Mr Fichte, who was attending the conference for the first time since he was appointed CEO earlier this year, explained that the survey results show that the situation is not as bad as many think, and there is a “degree of resilience in a very volatile global environment”.
“In the entire world there’s a lot of competition and have to constantly up our game to prepare for the future,” he said, before stating that he resonates with the findings, as he is aware of concerns about labour shortages and sustainability.
Mr [Kurt] Farrugia was in agreement, stressing the importance of stability. “Stability is crucial even when discussing with businesses internationally. The current climate says that the world is crumbling, then the stability of our islands is important,” he added.
“It is important that we keep diversifying the economy, something we have taken on board early on at Malta Enterprise. We took a two-pronged approach: the retention of current FDI stock to ensure they continue to grow and expand, and secondly to diversify when it comes to new FDI,” he said.

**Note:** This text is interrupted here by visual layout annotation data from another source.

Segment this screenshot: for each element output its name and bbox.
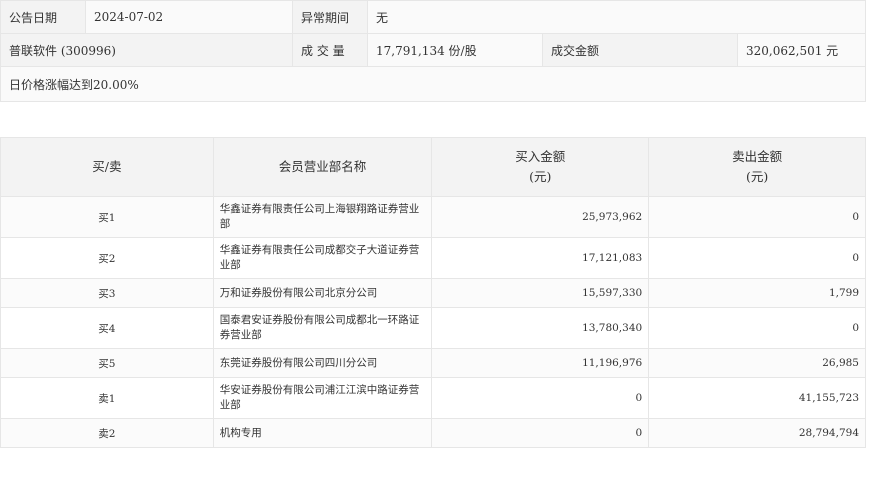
trading-table: 买/卖 会员营业部名称 买入金额 (元) 卖出金额 (元) 买1 华鑫证券有限责… [0, 137, 866, 448]
table-row: 买5 东莞证券股份有限公司四川分公司 11,196,976 26,985 [0, 348, 866, 378]
table-row: 买2 华鑫证券有限责任公司成都交子大道证券营业部 17,121,083 0 [0, 237, 866, 279]
row-buy: 11,196,976 [431, 348, 650, 378]
table-row: 买1 华鑫证券有限责任公司上海银翔路证券营业部 25,973,962 0 [0, 196, 866, 238]
row-side: 买1 [0, 196, 214, 238]
volume-value: 17,791,134 份/股 [367, 33, 543, 67]
header-sell-label: 卖出金额 [732, 149, 783, 164]
header-name: 会员营业部名称 [212, 137, 433, 197]
row-name: 国泰君安证券股份有限公司成都北一环路证券营业部 [212, 307, 433, 349]
row-name: 华安证券股份有限公司浦江江滨中路证券营业部 [212, 377, 433, 419]
row-buy: 0 [431, 377, 650, 419]
row-side: 买3 [0, 278, 214, 308]
row-sell: 0 [648, 237, 866, 279]
header-sell-unit: (元) [745, 169, 769, 184]
header-sell: 卖出金额 (元) [648, 137, 866, 197]
row-sell: 41,155,723 [648, 377, 866, 419]
info-row: 日价格涨幅达到20.00% [0, 66, 866, 102]
header-buy: 买入金额 (元) [431, 137, 650, 197]
header-buy-unit: (元) [529, 169, 552, 184]
row-buy: 13,780,340 [431, 307, 650, 349]
row-name: 机构专用 [212, 418, 433, 448]
row-sell: 0 [648, 196, 866, 238]
stock-name: 普联软件 (300996) [0, 33, 293, 67]
abnormal-period-value: 无 [367, 0, 866, 34]
abnormal-reason: 日价格涨幅达到20.00% [0, 66, 866, 102]
row-sell: 28,794,794 [648, 418, 866, 448]
stock-info-table: 公告日期 2024-07-02 异常期间 无 普联软件 (300996) 成 交… [0, 0, 866, 102]
volume-label: 成 交 量 [292, 33, 368, 67]
row-buy: 17,121,083 [431, 237, 650, 279]
header-buy-label: 买入金额 [515, 149, 566, 164]
info-row: 公告日期 2024-07-02 异常期间 无 [0, 0, 866, 34]
row-sell: 0 [648, 307, 866, 349]
row-buy: 0 [431, 418, 650, 448]
row-side: 买4 [0, 307, 214, 349]
info-row: 普联软件 (300996) 成 交 量 17,791,134 份/股 成交金额 … [0, 33, 866, 67]
table-row: 买3 万和证券股份有限公司北京分公司 15,597,330 1,799 [0, 278, 866, 308]
row-name: 华鑫证券有限责任公司上海银翔路证券营业部 [212, 196, 433, 238]
row-side: 买2 [0, 237, 214, 279]
row-side: 卖2 [0, 418, 214, 448]
amount-label: 成交金额 [542, 33, 738, 67]
header-side: 买/卖 [0, 137, 214, 197]
row-name: 东莞证券股份有限公司四川分公司 [212, 348, 433, 378]
row-name: 万和证券股份有限公司北京分公司 [212, 278, 433, 308]
row-buy: 25,973,962 [431, 196, 650, 238]
announcement-date-value: 2024-07-02 [85, 0, 293, 34]
table-row: 卖2 机构专用 0 28,794,794 [0, 418, 866, 448]
row-sell: 26,985 [648, 348, 866, 378]
abnormal-period-label: 异常期间 [292, 0, 368, 34]
amount-value: 320,062,501 元 [737, 33, 866, 67]
row-sell: 1,799 [648, 278, 866, 308]
row-name: 华鑫证券有限责任公司成都交子大道证券营业部 [212, 237, 433, 279]
row-buy: 15,597,330 [431, 278, 650, 308]
table-row: 买4 国泰君安证券股份有限公司成都北一环路证券营业部 13,780,340 0 [0, 307, 866, 349]
row-side: 买5 [0, 348, 214, 378]
table-header-row: 买/卖 会员营业部名称 买入金额 (元) 卖出金额 (元) [0, 137, 866, 197]
announcement-date-label: 公告日期 [0, 0, 86, 34]
row-side: 卖1 [0, 377, 214, 419]
table-row: 卖1 华安证券股份有限公司浦江江滨中路证券营业部 0 41,155,723 [0, 377, 866, 419]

He commented that there needs to be a shift from attracting large companies that require large workforces, to smaller players that possibly create less jobs, but are “more specialised and pay better”.
On the other hand, Mr Aquilina took a wider view, noting that even though it is good to note that results are becoming more stable, there has also been a decline over the past decade.

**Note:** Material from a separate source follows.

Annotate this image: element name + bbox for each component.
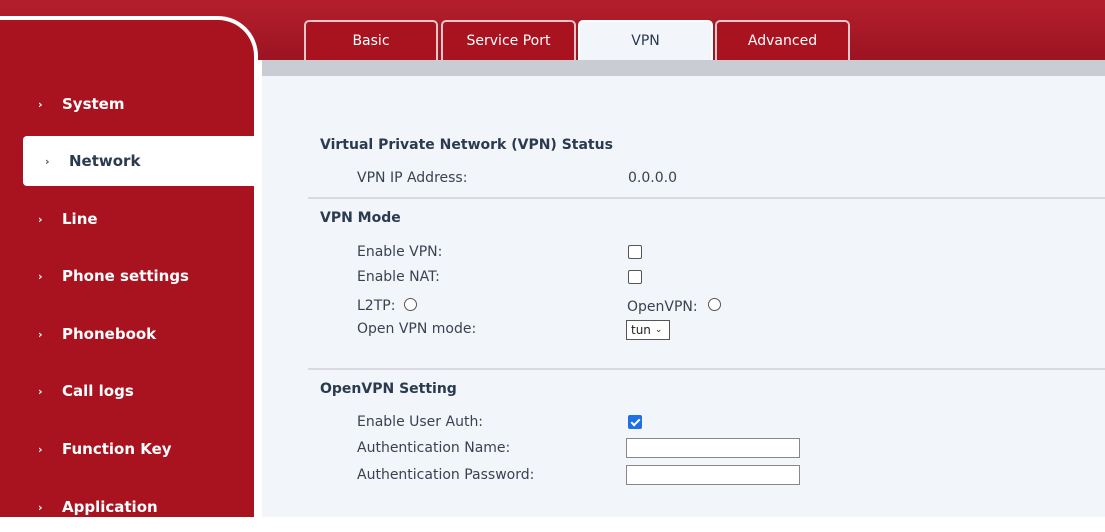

From 2014 until 2016, Malta’s attractiveness rose from 79 per cent to 87 per cent, yet this has dropped significantly since then, experiencing consecutive decreases in all reporting years aside from 2019 (77 per cent), 2022 (58 per cent) and this year (59 per cent).
“I believe that there are a handful of issues, such as the tax reform, labour shortages, skills, and the environment, among other things, that need attention,” he explained.
“It is a good thing that we are holding on well to existing FDIs, but we seem to be losing our shine when it comes to attracting new FDI. We need to be a bit more selective of which FDIs we should be attracting,” Mr Aquilina continued.
He also proposed possibly extending the survey to also reach companies who have not yet invested in Malta, as that would give “another dimension” to the findings, and why Malta lost potential investors.
During other parts of the conference, a series of clips were showcased, where a number of other business leaders voiced their opinions and insight on the results.
Economist and former President of The Malta Chamber Marisa Xuereb highlighted that infrastructure, labour force, and standards of governance are the “enablers that will draw the right investors to Malta”.
She added that the fact a large proportion of FDIs think Malta’s infrastructure is inadequate should “raise serious alarm bells”.
Vassallo Group Founder Nazzareno Vassallo stated that all economy stakeholders need to make sure that the people who visit Malta are “not put off” by inadequate infrastructure, before adding that new economic sectors must also be developed.
M. Demajo Group CEO JJ Miceli Demajo called for Government to “widen” corporate tax incentives in order to assist enterprise investment.
Robert Debono, CEO of DB Group, remarked that Malta needs to protect itself by building on its strengths, such as tourism.
In agreement with other business leaders, he stated that talent remains the “biggest challenge” for businesses, as Malta’s talent pool is “not keeping up” with growth.